What the researchers say: “There are so many reasons that reducing stress is beneficial especially now when our stress levels are chronically elevated and will remain so for the next few months,” said the study’s lead author. “Properly managing stress can not only improve mental health and other stress-related ailments,but it can also help reduce the potential lasting impact on the reproductive system that could impact future generations.
To examine a novel biological role for extracellular vesicles in transferring dad’s stress to sperm, the researchers examined extracellular vesicles from mice following treatment with the stress hormone corticosterone. After treatment, the extracellular vesicles showed dramatic changes in their overall size as well as their protein and small RNA content.
When sperm were incubated with these previously “stressed” extracellular vesicles prior to fertilizing an egg, the resulting mouse pups showed significant changes in patterns of early brain development, and as adults these mice were also significantly different than controls for how they responded to stress themselves.
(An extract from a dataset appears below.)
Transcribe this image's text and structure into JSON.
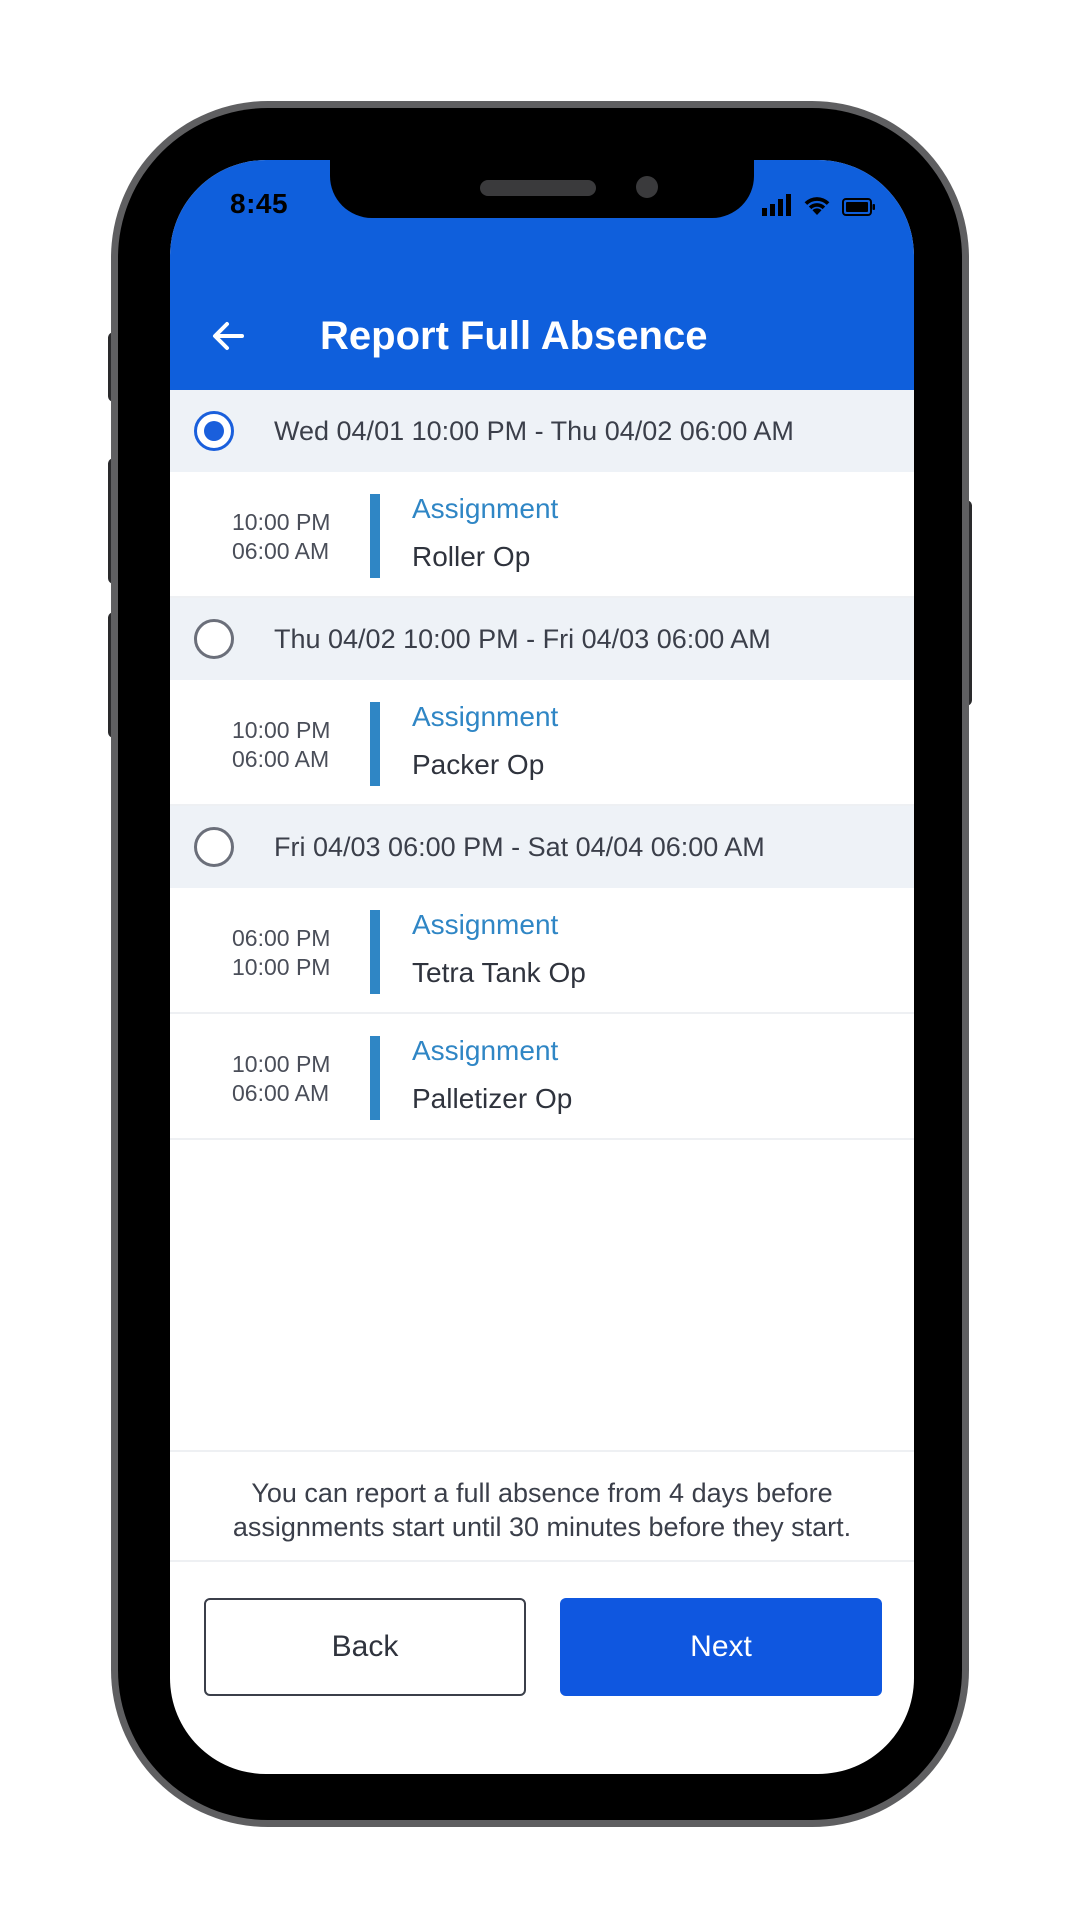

To see if similar differences occurred inhuman sperm, the researchers recruited students from the University of Pennsylvania to donate sperm each month for six months, and complete questionnaires about their perceived stress state in the preceding month. They found that students who had experienced elevated stress in months prior showed significant changes in the small RNA content of their sperm, while those who had no change in stress levels experienced little or no change. These data confirm a very similar pattern found in the mouse study.
“Our study shows that the baby’s brain develops differently if the father experienced a chronic period of stress before conception,” the researchers said.
The research team found that stress-induced changes in the male reproductive system take place at least a month after the stress is alleviated and life has resumed its normal patterns. “It appears the body’s adaptation to stress is to return to a new baseline,” the lead author said, “a post-stress physiological state called allostasis.”
So, what? Of course, the “new baseline” may be pretty toxic to our system due the workings of the stress hormone cortisol. This new baseline thus may have severe mental and physical health implications—increased heart disease, diabetes, certain cancers, depression, anxiety etc.
This study is interesting in that it backs up studies done in 2011 and 2014 (reported in previous TRs), also controversial at the time, which showed that the stress of more than two job-loss episodes in life could affect sperm quality and lead to heart problems in offspring(assuming that they were born after the stressful events). The actual neurogenetic mechanism by which this happens is the “new” of this study.
The stressful events could also lead to heart problems—in both men and women—even decades later.
Even before the virus attack work stress was increasing by over 70 percent every four years—which, for the human system is unsustainable.
Like the Irish potato blight in the 19th century the combined effects of job stress/loss and COVID-19 will be with us behaviorally and cognitively for generations to come.